Michele Del Bolgia è sceso ancor più nei particolari su due aspetti specifici: “Gerusalemme è una città bellissima che sembra quasi voler celare una realtà tremenda come quella del campo profughi, costruito per 3.000 persone e abitato attualmente da 18.000. Cancelli, filo spinato, è difficile fare transitare un’ambulanza, i rifiuti non vengono smaltiti e sono bruciati con conseguenze sull’igiene e la salute pubblica immaginabili, case ammassate dove vivono famiglie promiscue in spazi angusti.

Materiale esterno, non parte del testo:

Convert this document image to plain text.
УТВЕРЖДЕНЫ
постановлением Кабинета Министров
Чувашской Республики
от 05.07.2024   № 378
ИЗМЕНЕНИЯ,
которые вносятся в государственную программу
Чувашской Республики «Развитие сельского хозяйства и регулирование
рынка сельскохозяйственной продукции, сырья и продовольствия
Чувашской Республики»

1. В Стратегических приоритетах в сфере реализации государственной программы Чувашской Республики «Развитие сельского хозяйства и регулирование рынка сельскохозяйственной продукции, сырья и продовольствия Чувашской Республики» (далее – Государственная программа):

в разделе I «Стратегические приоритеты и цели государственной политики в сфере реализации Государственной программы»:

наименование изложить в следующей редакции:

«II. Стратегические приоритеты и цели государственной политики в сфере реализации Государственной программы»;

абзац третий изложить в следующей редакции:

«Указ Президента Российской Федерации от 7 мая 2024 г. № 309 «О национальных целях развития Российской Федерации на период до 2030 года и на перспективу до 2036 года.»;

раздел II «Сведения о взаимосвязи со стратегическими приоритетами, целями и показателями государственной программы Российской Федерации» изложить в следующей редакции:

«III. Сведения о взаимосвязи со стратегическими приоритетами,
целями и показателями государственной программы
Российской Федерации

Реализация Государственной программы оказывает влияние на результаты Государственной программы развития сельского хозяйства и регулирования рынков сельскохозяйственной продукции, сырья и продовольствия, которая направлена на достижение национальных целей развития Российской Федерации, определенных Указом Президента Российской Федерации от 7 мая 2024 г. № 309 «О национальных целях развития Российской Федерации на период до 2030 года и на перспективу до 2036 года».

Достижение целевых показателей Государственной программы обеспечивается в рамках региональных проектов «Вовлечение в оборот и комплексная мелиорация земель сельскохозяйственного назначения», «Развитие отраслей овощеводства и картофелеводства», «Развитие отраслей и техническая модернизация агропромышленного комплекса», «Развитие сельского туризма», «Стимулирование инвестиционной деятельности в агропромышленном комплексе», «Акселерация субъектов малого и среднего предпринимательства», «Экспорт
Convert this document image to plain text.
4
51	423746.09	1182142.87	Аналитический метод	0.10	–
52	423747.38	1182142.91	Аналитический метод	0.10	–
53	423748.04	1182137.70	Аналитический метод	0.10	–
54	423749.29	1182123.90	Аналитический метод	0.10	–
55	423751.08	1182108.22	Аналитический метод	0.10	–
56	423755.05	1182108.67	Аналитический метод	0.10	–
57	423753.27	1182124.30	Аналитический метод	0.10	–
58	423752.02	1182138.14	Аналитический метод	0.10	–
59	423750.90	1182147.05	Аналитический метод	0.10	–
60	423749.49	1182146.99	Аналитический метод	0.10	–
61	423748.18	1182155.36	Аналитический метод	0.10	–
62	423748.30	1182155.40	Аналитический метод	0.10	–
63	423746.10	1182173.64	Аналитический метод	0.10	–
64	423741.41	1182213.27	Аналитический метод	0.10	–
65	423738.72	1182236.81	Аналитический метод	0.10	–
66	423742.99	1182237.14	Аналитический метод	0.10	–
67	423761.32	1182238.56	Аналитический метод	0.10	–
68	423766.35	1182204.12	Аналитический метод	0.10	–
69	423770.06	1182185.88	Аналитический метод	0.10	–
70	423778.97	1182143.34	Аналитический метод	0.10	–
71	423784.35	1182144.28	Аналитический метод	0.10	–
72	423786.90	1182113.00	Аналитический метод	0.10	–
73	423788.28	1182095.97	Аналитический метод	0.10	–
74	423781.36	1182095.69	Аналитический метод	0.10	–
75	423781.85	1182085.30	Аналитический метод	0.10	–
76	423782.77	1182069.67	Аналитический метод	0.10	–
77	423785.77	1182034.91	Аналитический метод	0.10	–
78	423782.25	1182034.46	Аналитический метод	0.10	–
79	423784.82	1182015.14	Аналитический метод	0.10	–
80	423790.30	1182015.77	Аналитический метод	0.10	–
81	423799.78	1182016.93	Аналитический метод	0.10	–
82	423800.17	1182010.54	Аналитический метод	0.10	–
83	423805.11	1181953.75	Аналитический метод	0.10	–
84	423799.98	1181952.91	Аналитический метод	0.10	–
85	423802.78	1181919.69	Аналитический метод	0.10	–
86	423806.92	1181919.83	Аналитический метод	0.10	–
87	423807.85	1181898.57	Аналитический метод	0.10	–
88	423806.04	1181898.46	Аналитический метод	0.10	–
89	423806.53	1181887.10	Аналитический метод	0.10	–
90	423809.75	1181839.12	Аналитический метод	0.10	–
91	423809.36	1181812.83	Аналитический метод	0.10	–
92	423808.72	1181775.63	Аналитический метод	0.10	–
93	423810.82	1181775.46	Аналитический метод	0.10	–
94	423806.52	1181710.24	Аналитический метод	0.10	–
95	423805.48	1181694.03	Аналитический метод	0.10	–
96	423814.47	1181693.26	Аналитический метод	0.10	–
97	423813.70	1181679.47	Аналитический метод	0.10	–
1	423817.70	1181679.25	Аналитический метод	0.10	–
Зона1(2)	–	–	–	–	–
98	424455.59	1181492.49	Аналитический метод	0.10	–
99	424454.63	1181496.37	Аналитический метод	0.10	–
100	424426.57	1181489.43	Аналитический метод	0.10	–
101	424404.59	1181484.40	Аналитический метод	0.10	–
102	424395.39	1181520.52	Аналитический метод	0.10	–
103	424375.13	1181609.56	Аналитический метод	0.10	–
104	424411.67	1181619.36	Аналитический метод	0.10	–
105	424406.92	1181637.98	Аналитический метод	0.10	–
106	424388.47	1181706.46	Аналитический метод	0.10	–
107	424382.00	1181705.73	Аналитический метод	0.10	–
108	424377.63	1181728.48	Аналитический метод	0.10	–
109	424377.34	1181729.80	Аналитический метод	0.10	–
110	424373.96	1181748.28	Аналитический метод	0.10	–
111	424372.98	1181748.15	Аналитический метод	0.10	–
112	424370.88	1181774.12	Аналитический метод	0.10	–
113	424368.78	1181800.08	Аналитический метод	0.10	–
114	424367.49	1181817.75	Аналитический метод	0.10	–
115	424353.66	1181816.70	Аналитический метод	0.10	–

E ancora: palestinesi che hanno visto a causa del muro separata la propria abitazione dal terreno di proprietà dove coltivavano da sempre ortaggi e piante. Adesso per raggiungere la terra devono passare attraverso corridoi e cancelli aperti dai soldati israeliani a discrezione e guai a dimenticarsi del raccolto al termine della giornata una volta intrapreso il ritorno a casa. Si può essere costretti a corse frenetiche per non vedersi chiuso l’accesso in faccia”.
“Qual è il senso della partecipazione di un Comune come Arezzo a un’iniziativa del genere – si è chiesto retoricamente Marco Tulli. La migliore risposta ci è stata data dalla gente del luogo. Testimoniate ad alta voce al vostro ritorno ai paesi di provenienza. E noi testimoniamo che Israele sta occupando zone della Cisgiordania adducendo motivazioni di comodo, come il volere creare aree archeologiche o parchi nazionali salvo modificare poi la destinazione delle stesse in insediamenti per coloni. Ciò che rimane della Palestina storica è così una porzione non solo piccola ma soprattutto arida. Testimoniamo del messaggio all’ingresso di un villaggio palestinese: non vogliamo turisti dove 1.500 persone stanno perdendo la casa. Testimoniamo la necessità di salvaguardare il diritto internazionale, di non finanziare le multinazionali che fanno affari nei territori occupati, la necessità di sostenere la società civile israeliana schierata contro il muro e l’occupazione, il rischio di uno scontro interconfessionale laddove sta aumentando il fondamentalismo e la sinistra laica palestinese sta per essere definitivamente annientata”.
“Time for responsabilità – ha concluso Bruna Giovannini – era il logo della missione e più indovinato di così non poteva essere, nel momento in cui si infrangono le prospettive di uno Stato palestinese e si violano quotidianamente giustizia e diritti umani. Cito il caso degli operai palestinesi che lavorano in Israele e devono presentarsi ai check-point alle 3 e mezza del mattino per poter arrivare in tempo nelle fabbriche. Vogliamo sensibilizzare l’opinione pubblica nazionale a queste cose, dirle ai giovani, costruire con loro una speranza per il futuro. I palestinesi, d’altronde, confidano molto nell’Europa, chiedono che usi la sua autorevolezza dinanzi a Israele spingendolo ad affrontare i suoi impegni verso il popolo di Palestina. In merito, infine, alla soluzione paventata fin da Oslo, due popoli due Stati, ho potuto scoprire che i palestinesi sono perfino disponibili a vivere in un unico Stato purché questo riconosca l’inviolabilità dei loro diritti fondamentali”.